Incident Impact Analysis
Categorizing Incidents
- Damage incurred during an incident can include:
- Damage to data integrity and information system resources
- Unauthorized changes and configuration of data or information systems
- Theft of data or resources
- Disclosure of confidential or sensitive data
- Interruption of services and system downtime
After detecting an incident, a triage process should classify the incident based on an established classification framework.
- can categorize by:
- impact
- defines incident categories by severity
- e.g., emergency, significant, moderate, low
- taxonomy
- defines incident categories by types
- e.g., worm outbreak, phishing attempt, DDoS, account compromise, internal privilege abuse
- includes subcategories
- e.g., attack vectors, threat actor type, etc.
- impact
Impact Analysis
Impact analysis is the process of assessing what costs are associated with an incident.

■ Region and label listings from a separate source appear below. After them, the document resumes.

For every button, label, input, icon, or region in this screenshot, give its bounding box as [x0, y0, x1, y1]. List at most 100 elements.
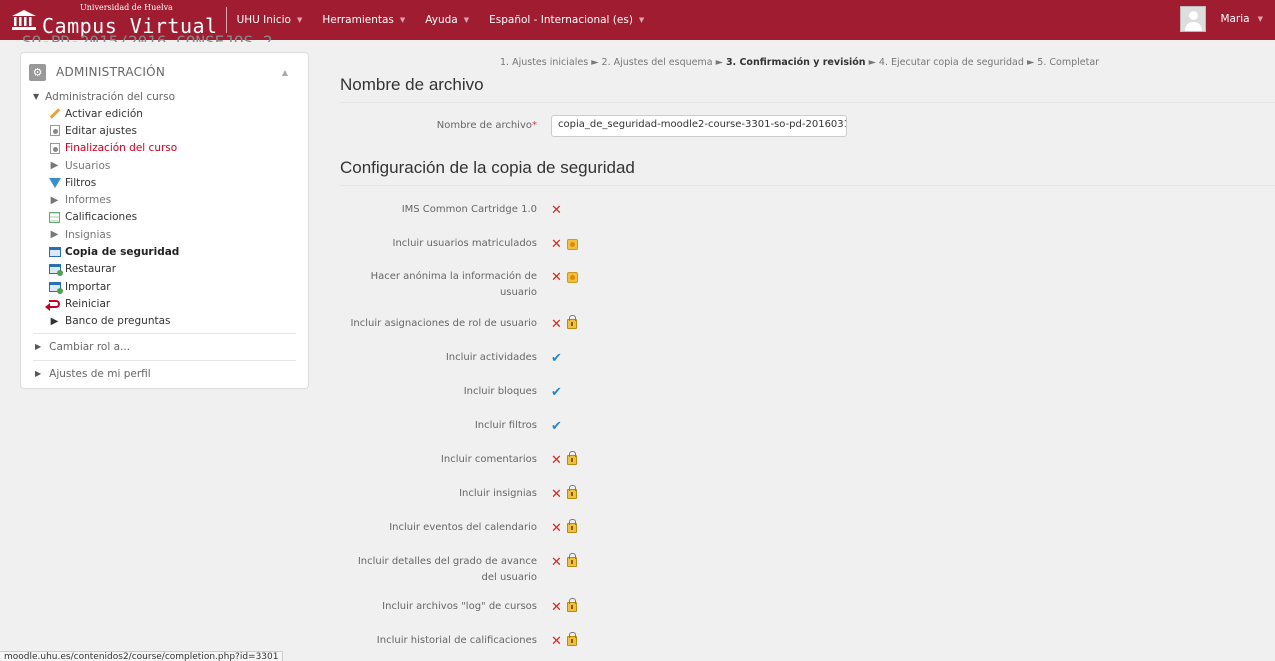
cross-icon: ✕ [551, 452, 562, 468]
user-name[interactable]: Maria [1220, 13, 1249, 25]
import-icon [48, 281, 63, 294]
sidebar-item-calificaciones[interactable]: Calificaciones [33, 209, 296, 226]
reset-icon [45, 298, 61, 311]
divider [340, 185, 1275, 186]
caret-down-icon: ▼ [638, 16, 645, 24]
menu-ayuda[interactable]: Ayuda ▼ [425, 14, 469, 26]
cross-icon: ✕ [551, 554, 562, 570]
setting-value: ✕ [551, 315, 577, 332]
switch-role-node[interactable]: ▶ Cambiar rol a... [33, 337, 296, 357]
pencil-icon [48, 108, 61, 120]
filter-icon [48, 177, 61, 189]
filename-section-heading: Nombre de archivo [340, 75, 484, 94]
main-menu: UHU Inicio ▼ Herramientas ▼ Ayuda ▼ Español… [237, 14, 665, 26]
check-icon: ✔ [551, 418, 562, 434]
check-icon: ✔ [551, 384, 562, 400]
setting-value: ✕ [551, 451, 577, 468]
sidebar-item-usuarios[interactable]: ▶ Usuarios [33, 157, 296, 174]
setting-value: ✔ [551, 384, 562, 400]
setting-label: Incluir detalles del grado de avance del… [357, 556, 537, 583]
filename-field[interactable]: copia_de_seguridad-moodle2-course-3301-s… [551, 115, 847, 137]
profile-settings-node[interactable]: ▶ Ajustes de mi perfil [33, 364, 296, 384]
lock-icon [566, 485, 577, 499]
divider [33, 359, 296, 361]
page-title: SO-PD-2015/2016 CONSEJOS 2 [22, 32, 273, 42]
cross-icon: ✕ [551, 599, 562, 615]
block-title: ADMINISTRACIÓN [56, 65, 166, 79]
sidebar-item-reiniciar[interactable]: Reiniciar [33, 295, 296, 312]
sidebar-item-editar-ajustes[interactable]: Editar ajustes [33, 122, 296, 139]
setting-label: Incluir insignias [459, 488, 537, 499]
caret-down-icon: ▼ [1257, 15, 1263, 23]
cross-icon: ✕ [551, 202, 562, 218]
setting-label: Incluir filtros [474, 420, 537, 431]
sidebar-item-banco-preguntas[interactable]: ▶ Banco de preguntas [33, 313, 296, 330]
divider [340, 102, 1275, 103]
setting-value: ✕ [551, 553, 577, 570]
sidebar-item-activar-edicion[interactable]: Activar edición [33, 105, 296, 122]
university-building-icon [12, 10, 36, 30]
expand-icon: ▶ [35, 369, 42, 379]
sidebar-item-insignias[interactable]: ▶ Insignias [33, 226, 296, 243]
expand-icon: ▶ [50, 229, 59, 241]
administration-block: ⚙ ADMINISTRACIÓN ▲ ▼ Administración del … [20, 52, 309, 389]
university-name: Universidad de Huelva [80, 3, 173, 12]
setting-label: Incluir asignaciones de rol de usuario [350, 318, 537, 329]
expanded-icon: ▼ [33, 92, 40, 101]
course-admin-node[interactable]: ▼ Administración del curso [33, 88, 296, 105]
menu-herramientas[interactable]: Herramientas ▼ [322, 14, 405, 26]
sidebar-item-restaurar[interactable]: Restaurar [33, 261, 296, 278]
avatar[interactable] [1180, 6, 1207, 32]
lock-icon [566, 315, 577, 329]
sidebar-item-copia-de-seguridad[interactable]: Copia de seguridad [33, 243, 296, 260]
setting-value: ✕ [551, 519, 577, 536]
gears-icon: ⚙ [29, 63, 46, 81]
warning-badge-icon [566, 271, 578, 283]
restore-icon [48, 263, 63, 277]
setting-value: ✕ [551, 202, 562, 218]
settings-doc-icon [48, 125, 61, 137]
block-header: ⚙ ADMINISTRACIÓN ▲ [21, 53, 308, 89]
backup-steps: 1. Ajustes iniciales ► 2. Ajustes del es… [500, 57, 1100, 68]
settings-doc-icon [48, 142, 61, 154]
brand-divider [225, 7, 227, 33]
setting-value: ✕ [551, 598, 577, 615]
cross-icon: ✕ [551, 316, 562, 332]
setting-label: Hacer anónima la información de usuario [370, 271, 537, 298]
caret-down-icon: ▼ [296, 16, 303, 24]
sidebar-item-importar[interactable]: Importar [33, 278, 296, 295]
cross-icon: ✕ [551, 486, 562, 502]
setting-value: ✕ [551, 632, 577, 649]
lock-icon [566, 451, 577, 465]
expand-icon: ▶ [50, 160, 59, 172]
browser-status-url: moodle.uhu.es/contenidos2/course/complet… [0, 651, 284, 661]
language-menu[interactable]: Español - Internacional (es) ▼ [489, 14, 644, 26]
lock-icon [566, 598, 577, 612]
setting-label: Incluir actividades [445, 352, 537, 363]
cross-icon: ✕ [551, 633, 562, 649]
sidebar-item-informes[interactable]: ▶ Informes [33, 191, 296, 208]
user-menu[interactable]: Maria ▼ [1180, 6, 1263, 32]
caret-down-icon: ▼ [399, 16, 406, 24]
collapse-icon[interactable]: ▲ [282, 68, 288, 77]
setting-value: ✔ [551, 418, 562, 434]
admin-tree: ▼ Administración del curso Activar edici… [21, 88, 308, 388]
setting-label: Incluir usuarios matriculados [392, 238, 537, 249]
course-admin-label: Administración del curso [45, 90, 176, 103]
config-section-heading: Configuración de la copia de seguridad [340, 158, 635, 177]
setting-label: Incluir comentarios [440, 454, 537, 465]
expand-icon: ▶ [50, 315, 59, 327]
sidebar-item-finalizacion[interactable]: Finalización del curso [33, 140, 296, 157]
backup-icon [48, 246, 61, 258]
menu-uhu-inicio[interactable]: UHU Inicio ▼ [237, 14, 303, 26]
setting-label: Incluir eventos del calendario [389, 522, 537, 533]
warning-badge-icon [566, 238, 578, 250]
caret-down-icon: ▼ [463, 16, 470, 24]
sidebar-item-filtros[interactable]: Filtros [33, 174, 296, 191]
grades-icon [48, 211, 61, 223]
divider [33, 332, 296, 334]
lock-icon [566, 519, 577, 533]
cross-icon: ✕ [551, 269, 562, 285]
setting-value: ✔ [551, 350, 562, 366]
setting-label: Incluir archivos "log" de cursos [382, 601, 537, 612]
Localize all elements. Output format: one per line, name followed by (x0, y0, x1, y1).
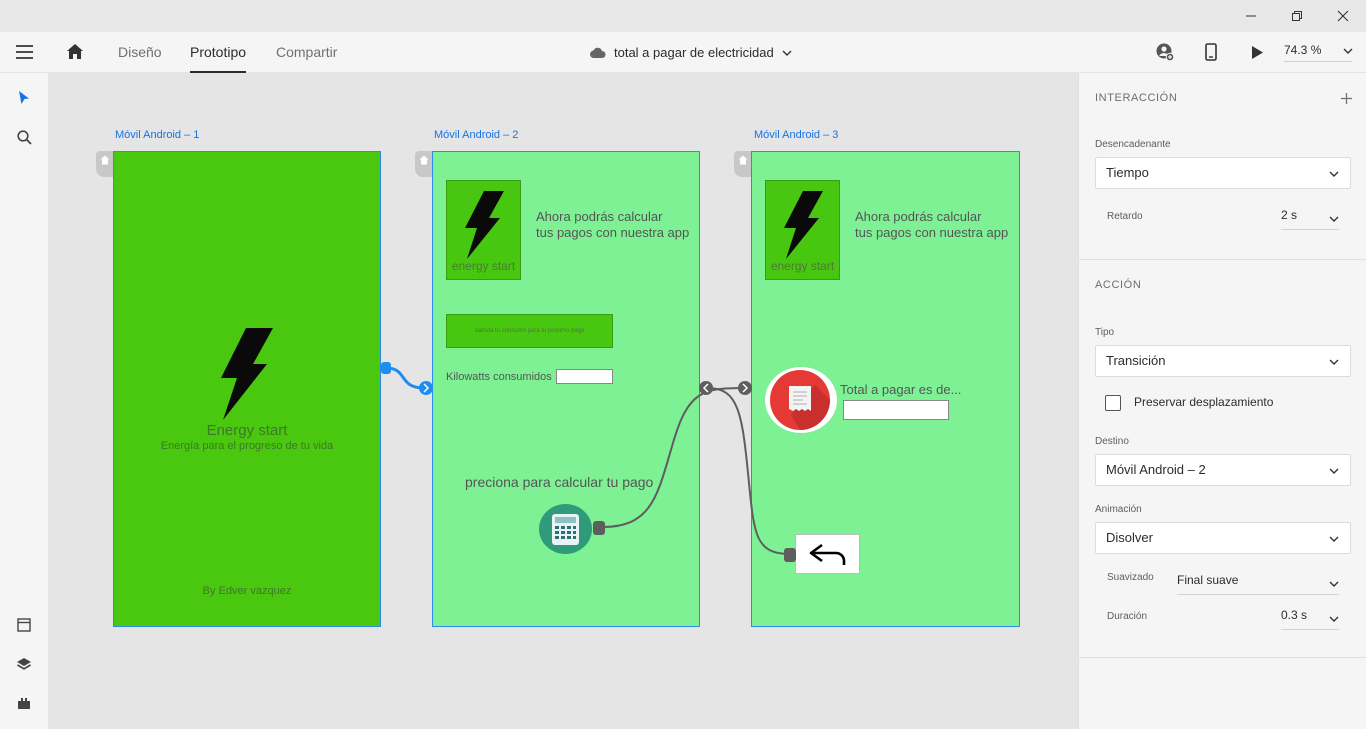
wire-start-handle (784, 548, 796, 562)
top-toolbar: Diseño Prototipo Compartir total a pagar… (0, 32, 1366, 73)
select-tool-icon (19, 91, 29, 104)
select-tool-button[interactable] (18, 90, 30, 111)
duration-label: Duración (1107, 611, 1148, 622)
restore-button[interactable] (1274, 0, 1320, 32)
plugins-icon (18, 698, 30, 709)
chevron-down-icon (1329, 616, 1339, 622)
hamburger-menu-icon (16, 45, 33, 59)
layers-button[interactable] (16, 657, 32, 677)
section-divider (1079, 259, 1366, 260)
plus-icon (1341, 93, 1352, 104)
chevron-down-icon (1329, 359, 1339, 365)
chevron-down-icon (1343, 48, 1353, 54)
close-icon (1337, 10, 1349, 22)
add-interaction-button[interactable] (1341, 91, 1352, 109)
tab-compartir[interactable]: Compartir (276, 32, 337, 73)
easing-dropdown[interactable]: Final suave (1177, 573, 1339, 595)
animation-dropdown[interactable]: Disolver (1095, 522, 1351, 554)
duration-dropdown[interactable]: 0.3 s (1281, 608, 1339, 630)
chevron-down-icon (1329, 171, 1339, 177)
device-preview-button[interactable] (1205, 43, 1217, 66)
trigger-value: Tiempo (1106, 165, 1149, 180)
wire-calculator-to-result (602, 387, 745, 528)
chevron-down-icon (1329, 468, 1339, 474)
search-tool-button[interactable] (17, 130, 32, 150)
wire-time-trigger (385, 366, 425, 390)
layers-icon (17, 658, 31, 670)
wire-target-handle (699, 381, 713, 395)
easing-value: Final suave (1177, 573, 1239, 587)
destination-label: Destino (1095, 436, 1129, 447)
artboards-icon (17, 618, 31, 632)
wire-target-handle (419, 381, 433, 395)
home-icon (67, 44, 83, 59)
duration-value: 0.3 s (1281, 608, 1308, 622)
chevron-down-icon (782, 50, 792, 56)
prototype-wires (381, 362, 796, 562)
tool-rail (0, 73, 48, 729)
search-icon (17, 130, 32, 145)
chevron-down-icon (1329, 536, 1339, 542)
tab-diseno[interactable]: Diseño (118, 32, 162, 73)
play-icon (1252, 46, 1263, 59)
trigger-dropdown[interactable]: Tiempo (1095, 157, 1351, 189)
delay-label: Retardo (1107, 211, 1143, 222)
chevron-down-icon (1329, 216, 1339, 222)
zoom-dropdown[interactable]: 74.3 % (1284, 32, 1354, 73)
user-add-icon (1156, 43, 1175, 62)
easing-label: Suavizado (1107, 572, 1154, 583)
app-window: Diseño Prototipo Compartir total a pagar… (0, 0, 1366, 729)
preserve-scroll-label[interactable]: Preservar desplazamiento (1134, 395, 1273, 409)
delay-value: 2 s (1281, 208, 1298, 222)
zoom-underline (1284, 61, 1352, 62)
type-label: Tipo (1095, 327, 1115, 338)
minimize-icon (1246, 15, 1256, 17)
wire-target-handle (738, 381, 752, 395)
wire-start-handle (593, 521, 605, 535)
destination-value: Móvil Android – 2 (1106, 462, 1206, 477)
share-user-button[interactable] (1156, 43, 1175, 66)
cloud-icon (590, 47, 606, 58)
close-button[interactable] (1320, 0, 1366, 32)
animation-value: Disolver (1106, 530, 1153, 545)
minimize-button[interactable] (1228, 0, 1274, 32)
artboards-button[interactable] (17, 618, 31, 637)
preserve-scroll-checkbox[interactable] (1105, 395, 1121, 411)
menu-button[interactable] (16, 45, 34, 64)
zoom-value: 74.3 % (1284, 43, 1322, 57)
restore-icon (1292, 11, 1302, 21)
wire-start-handle (381, 362, 391, 374)
action-section-title: ACCIÓN (1095, 279, 1142, 291)
title-bar (0, 0, 1366, 32)
mobile-device-icon (1205, 43, 1217, 61)
plugins-button[interactable] (17, 697, 31, 715)
trigger-label: Desencadenante (1095, 139, 1171, 150)
type-value: Transición (1106, 353, 1166, 368)
destination-dropdown[interactable]: Móvil Android – 2 (1095, 454, 1351, 486)
delay-dropdown[interactable]: 2 s (1281, 208, 1339, 230)
play-preview-button[interactable] (1251, 45, 1264, 65)
type-dropdown[interactable]: Transición (1095, 345, 1351, 377)
home-button[interactable] (66, 43, 84, 65)
tab-prototipo[interactable]: Prototipo (190, 32, 247, 73)
design-canvas[interactable]: Móvil Android – 1 Móvil Android – 2 Móvi… (48, 73, 1078, 729)
wire-back-to-input (707, 387, 791, 555)
properties-panel: INTERACCIÓN Desencadenante Tiempo Retard… (1078, 73, 1366, 729)
interaction-section-title: INTERACCIÓN (1095, 92, 1178, 104)
document-title: total a pagar de electricidad (614, 45, 774, 60)
animation-label: Animación (1095, 504, 1142, 515)
chevron-down-icon (1329, 581, 1339, 587)
section-divider (1079, 657, 1366, 658)
document-title-dropdown[interactable]: total a pagar de electricidad (588, 32, 792, 73)
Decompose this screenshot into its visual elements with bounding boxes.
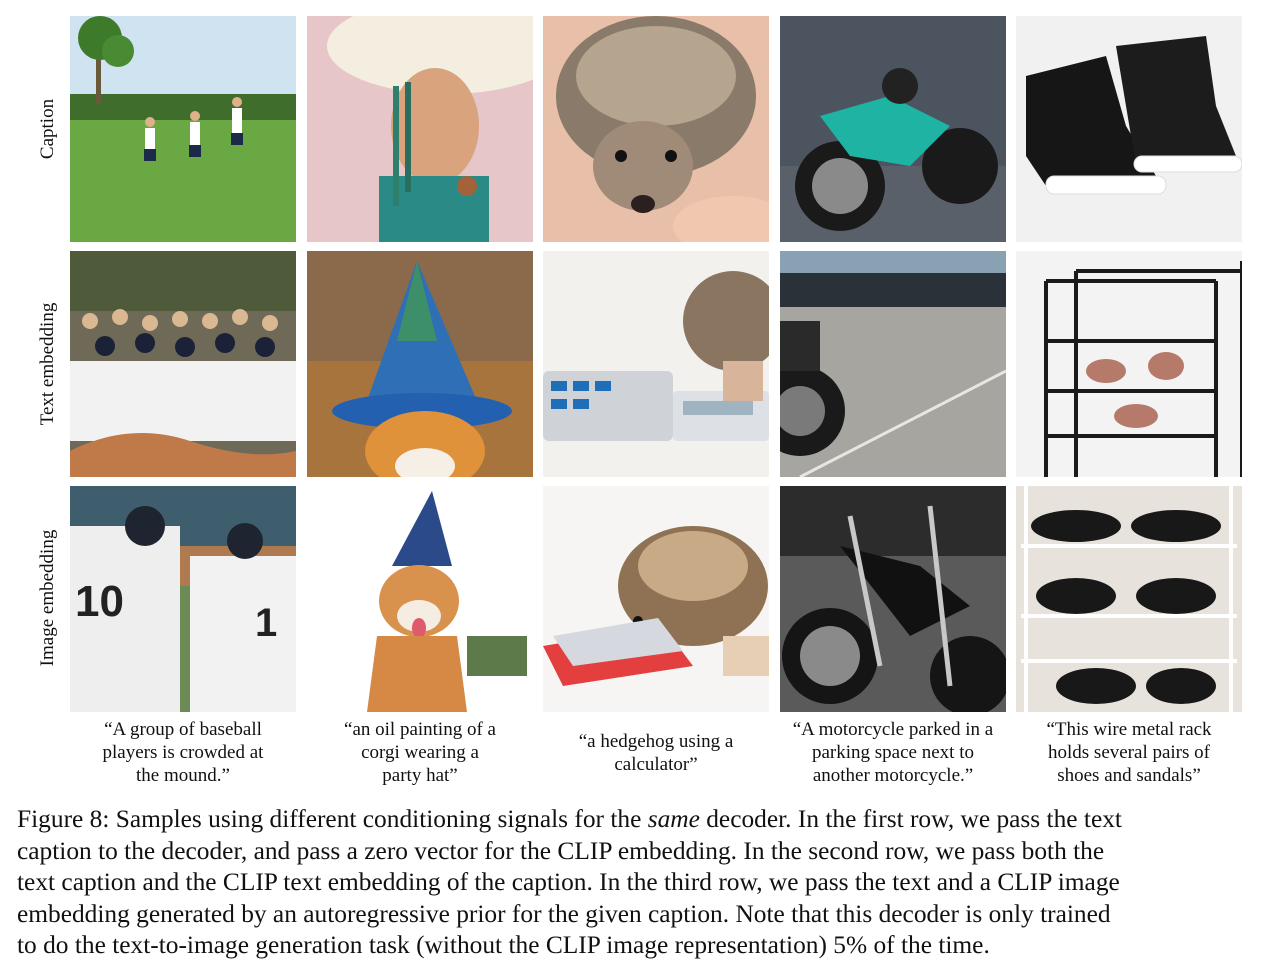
woman-in-hat-image bbox=[307, 16, 533, 242]
caption-hedgehog: “a hedgehog using a calculator” bbox=[536, 730, 776, 776]
sample-hedgehog-text-embedding-row bbox=[543, 251, 769, 477]
caption-line: “A motorcycle parked in a bbox=[792, 719, 994, 740]
hedgehog-on-calculator-image bbox=[543, 486, 769, 712]
figure-caption-line-3: text caption and the CLIP text embedding… bbox=[17, 868, 1120, 896]
motorcycle-render-image bbox=[780, 16, 1006, 242]
two-motorcycles-image bbox=[780, 486, 1006, 712]
caption-line: another motorcycle.” bbox=[812, 765, 974, 786]
caption-line: “an oil painting of a bbox=[344, 719, 496, 740]
caption-line: “A group of baseball bbox=[104, 719, 262, 740]
caption-line: players is crowded at bbox=[102, 742, 264, 763]
parked-motorcycle-image bbox=[780, 251, 1006, 477]
sample-corgi-caption-row bbox=[307, 16, 533, 242]
sample-motorcycle-caption-row bbox=[780, 16, 1006, 242]
caption-line: parking space next to bbox=[812, 742, 974, 763]
sample-shoes-text-embedding-row bbox=[1016, 251, 1242, 477]
black-boots-image bbox=[1016, 16, 1242, 242]
hedgehog-in-hand-image bbox=[543, 16, 769, 242]
sample-baseball-image-embedding-row: 10 1 bbox=[70, 486, 296, 712]
caption-motorcycle: “A motorcycle parked in a parking space … bbox=[773, 718, 1013, 787]
baseball-field-image bbox=[70, 16, 296, 242]
wire-shoe-rack-image bbox=[1016, 251, 1242, 477]
sample-shoes-image-embedding-row bbox=[1016, 486, 1242, 712]
hedgehog-calculator-image bbox=[543, 251, 769, 477]
sample-corgi-text-embedding-row bbox=[307, 251, 533, 477]
figure-caption-line-5: to do the text-to-image generation task … bbox=[17, 931, 990, 959]
sample-shoes-caption-row bbox=[1016, 16, 1242, 242]
sample-hedgehog-image-embedding-row bbox=[543, 486, 769, 712]
sample-baseball-text-embedding-row bbox=[70, 251, 296, 477]
emphasis-same: same bbox=[647, 805, 700, 833]
baseball-players-backs-image: 10 1 bbox=[70, 486, 296, 712]
figure-caption-line-2: caption to the decoder, and pass a zero … bbox=[17, 836, 1105, 865]
caption-line: “a hedgehog using a bbox=[578, 731, 734, 752]
caption-line: holds several pairs of bbox=[1048, 742, 1210, 763]
figure-caption: Figure 8: Samples using different condit… bbox=[17, 804, 1269, 962]
sample-baseball-caption-row bbox=[70, 16, 296, 242]
caption-corgi: “an oil painting of a corgi wearing a pa… bbox=[300, 718, 540, 787]
caption-line: shoes and sandals” bbox=[1057, 765, 1201, 786]
corgi-oil-painting-image bbox=[307, 251, 533, 477]
caption-baseball: “A group of baseball players is crowded … bbox=[63, 718, 303, 787]
corgi-party-hat-image bbox=[307, 486, 533, 712]
caption-line: party hat” bbox=[382, 765, 458, 786]
caption-line: calculator” bbox=[614, 754, 698, 775]
sample-corgi-image-embedding-row bbox=[307, 486, 533, 712]
sample-motorcycle-image-embedding-row bbox=[780, 486, 1006, 712]
caption-line: corgi wearing a bbox=[361, 742, 479, 763]
figure-caption-line-1: Figure 8: Samples using different condit… bbox=[17, 805, 1122, 833]
svg-text:1: 1 bbox=[255, 601, 277, 645]
caption-line: “This wire metal rack bbox=[1046, 719, 1212, 740]
caption-line: the mound.” bbox=[136, 765, 230, 786]
sample-hedgehog-caption-row bbox=[543, 16, 769, 242]
svg-text:10: 10 bbox=[75, 577, 124, 626]
shoes-on-rack-image bbox=[1016, 486, 1242, 712]
baseball-crowd-image bbox=[70, 251, 296, 477]
caption-shoes: “This wire metal rack holds several pair… bbox=[1009, 718, 1249, 787]
sample-motorcycle-text-embedding-row bbox=[780, 251, 1006, 477]
figure-caption-line-4: embedding generated by an autoregressive… bbox=[17, 899, 1111, 928]
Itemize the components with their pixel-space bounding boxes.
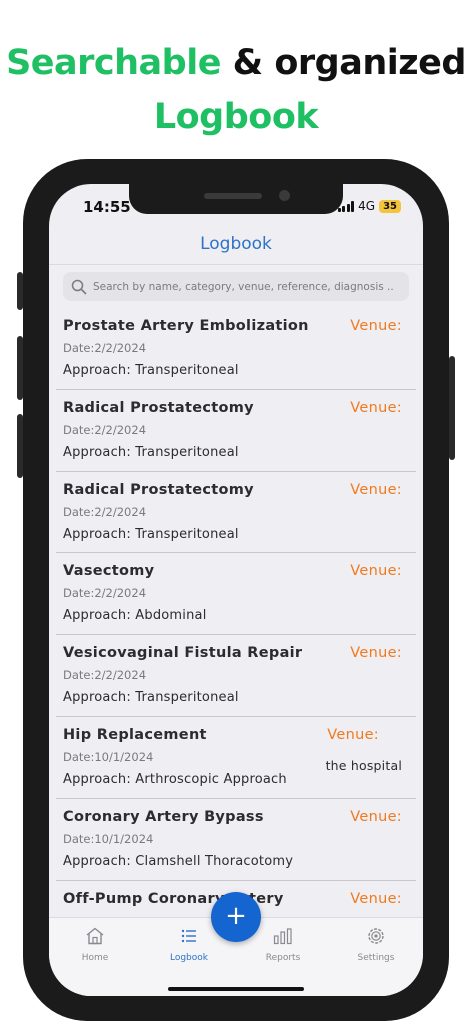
- headline-line-2: Logbook: [0, 90, 472, 144]
- tab-settings[interactable]: Settings: [336, 927, 416, 963]
- entry-name: Hip Replacement: [63, 726, 207, 743]
- entry-approach: Approach: Transperitoneal: [63, 444, 239, 460]
- bar-chart-icon: [273, 928, 292, 945]
- status-time: 14:55: [83, 198, 131, 216]
- entry-date: Date:2/2/2024: [63, 586, 147, 601]
- status-indicators: 4G 35: [337, 199, 401, 213]
- headline-line-1: Searchable & organized: [0, 36, 472, 90]
- speaker: [204, 193, 262, 199]
- entry-date: Date:10/1/2024: [63, 831, 154, 846]
- entry-approach: Approach: Abdominal: [63, 608, 207, 624]
- entry-venue-label: Venue:: [350, 318, 402, 334]
- headline-logbook: Logbook: [153, 97, 319, 137]
- entry-approach: Approach: Arthroscopic Approach: [63, 771, 287, 787]
- phone-power-button: [449, 356, 455, 460]
- network-label: 4G: [358, 199, 376, 213]
- entry-approach: Approach: Clamshell Thoracotomy: [63, 853, 294, 869]
- entry-name: Radical Prostatectomy: [63, 481, 254, 498]
- entry-venue-label: Venue:: [350, 563, 402, 580]
- list-item[interactable]: Coronary Artery Bypass Date:10/1/2024 Ap…: [56, 799, 416, 881]
- tab-home[interactable]: Home: [55, 927, 135, 963]
- list-item[interactable]: Radical Prostatectomy Date:2/2/2024 Appr…: [56, 472, 416, 554]
- tab-home-label: Home: [81, 953, 109, 963]
- list-item[interactable]: Radical Prostatectomy Date:2/2/2024 Appr…: [56, 390, 416, 472]
- list-item[interactable]: Hip Replacement Date:10/1/2024 Approach:…: [56, 717, 416, 799]
- entry-date: Date:2/2/2024: [63, 504, 147, 519]
- entry-date: Date:2/2/2024: [63, 341, 147, 355]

- considers the scale of an incident
- by number of systems affected
- or percentage of users affected by unavailability
- benefits from previous risk assessments and business impact assessments
- can approach impact analysis by comparing various categories of impact
Organization Impact vs. Local Impact
- can assess impact by the scope of an incident
- localized impact means that the scope is limited to a single department, small user group, or one or two systems
- organization impact is one that affects mission essential functions
- meaning that the organization cannot operate as intended
- duration of the impact will have a substantial effect on costs
- scope and duration of an event might not be obvious
- reevaluate the impact as new facts emerge
- escalate response procedures if the scope or duration seem likely to expand
Immediate versus Total Impact
Immediate impact refers to direct costs incurred because of an incident.
- e.g., downtime, asset damage, fees, penalties, etc.
Total impact relates to costs that arise following the incident.